TC di Prancis Jadi Bekal Berharga Penggawa Garuda Pertiwi
Pengalaman Clairefontaine: Warisan Berharga bagi Garuda Pertiwi Muda
Tajukpublik.com – Para pemain muda timnas putri Indonesia memandang pemusatan latihan di Prancis sebagai tonggak penting dalam karier mereka. Kegiatan TC yang berlangsung di National Football Centre Clairefontaine pada 3–9 Mei 2026 membuka wawasan mereka tentang bagaimana pembinaan sepak bola kelas dunia dijalankan di negara tersebut.
Selama satu pekan di Clairefontaine, skuad Garuda Pertiwi U-17 terpapar langsung pada pendekatan taktis, standar disiplin, serta intensitas yang dituntut oleh kompetisi internasional. Pembelajaran itu mencakup metode latihan, pemahaman taktik, hingga ekspektasi performa di level tertinggi.
Suara dari Dalam Lapangan
Nafeeza Ayasha Nori, salah satu penggawa Garuda Pertiwi, menyebut periode TC tersebut memberinya banyak pelajaran yang belum pernah ia temui sebelumnya.
"Terima kasih kepada PSSI, Pak Erick Thohir dan Bu Vivin karena sudah memberikan aku kesempatan untuk mendapatkan pengalaman waktu TC di Paris," ujar Nafeeza dalam keterangan tertulis PSSI yang diterima pada Selasa, 25 Agustus 2026.
Ia menambahkan bahwa segala yang dipelajari di Prancis kini menjadi bagian tak terpisahkan dari perjalanan bersama timnas.

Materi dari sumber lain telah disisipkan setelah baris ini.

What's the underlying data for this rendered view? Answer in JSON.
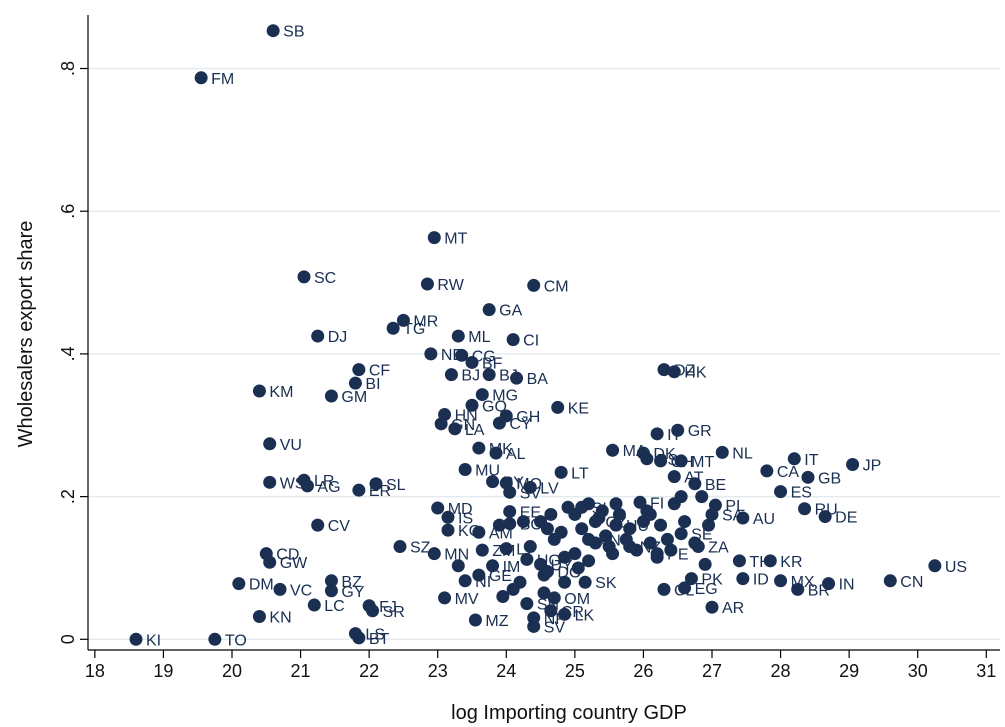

"Karena itu aku bisa belajar banyak hal-hal baru di sana," kata Nafeeza mengenai pengalaman menjalani TC di Prancis.
Sentimen serupa diungkapkan Kesya Arabela Manisya Nian. Baginya, akses ke fasilitas dan kurikulum pembinaan di Prancis merupakan privilese yang tidak semua pemain sepak bola putri Indonesia miliki.
"Saya dan teman-teman sangat bersyukur karena mendapatkan kesempatan untuk menjalani TC di Prancis," ujar Kesya.
"Menurut saya itu sangat berharga karena tidak semua pemain mendapatkan kesempatan seperti itu," kata Kesya.
Dari Clairefontaine ke Srikandi Merdeka Cup
Wawasan yang diserap di Prancis langsung diuji di arena kompetitif. Timas Indonesia U-16 kemudian turun pada turnamen Srikandi Merdeka Cup 2026, sebuah ajang internasional kategori U-16 yang mempertemukan tujuh negara. Indonesia mengutus dua skuad pada turnamen tersebut: Garuda Pertiwi dan Putri Nusantara.
Garuda Pertiwi berhasil menembus babak final, meski pada akhirnya harus menerima kekalahan tipis 0-1 dari Thailand. Bagi para pemain muda itu, hasil di final menjadi bukti bahwa bekal dari Clairefontaine telah bertransformasi menjadi daya saing nyata di panggung internasional.
Related Reading
Frequently Asked Questions
What is TC di Prancis Jadi Bekal Berharga?TC di Prancis Jadi Bekal Berharga is the main topic of this guide. The article explains the context, practical details, and next steps readers should understand.
Why does TC di Prancis Jadi Bekal Berharga matter?TC di Prancis Jadi Bekal Berharga matters because readers are looking for a useful answer, not just a short summary. Good content should match search intent and help them decide what to do next.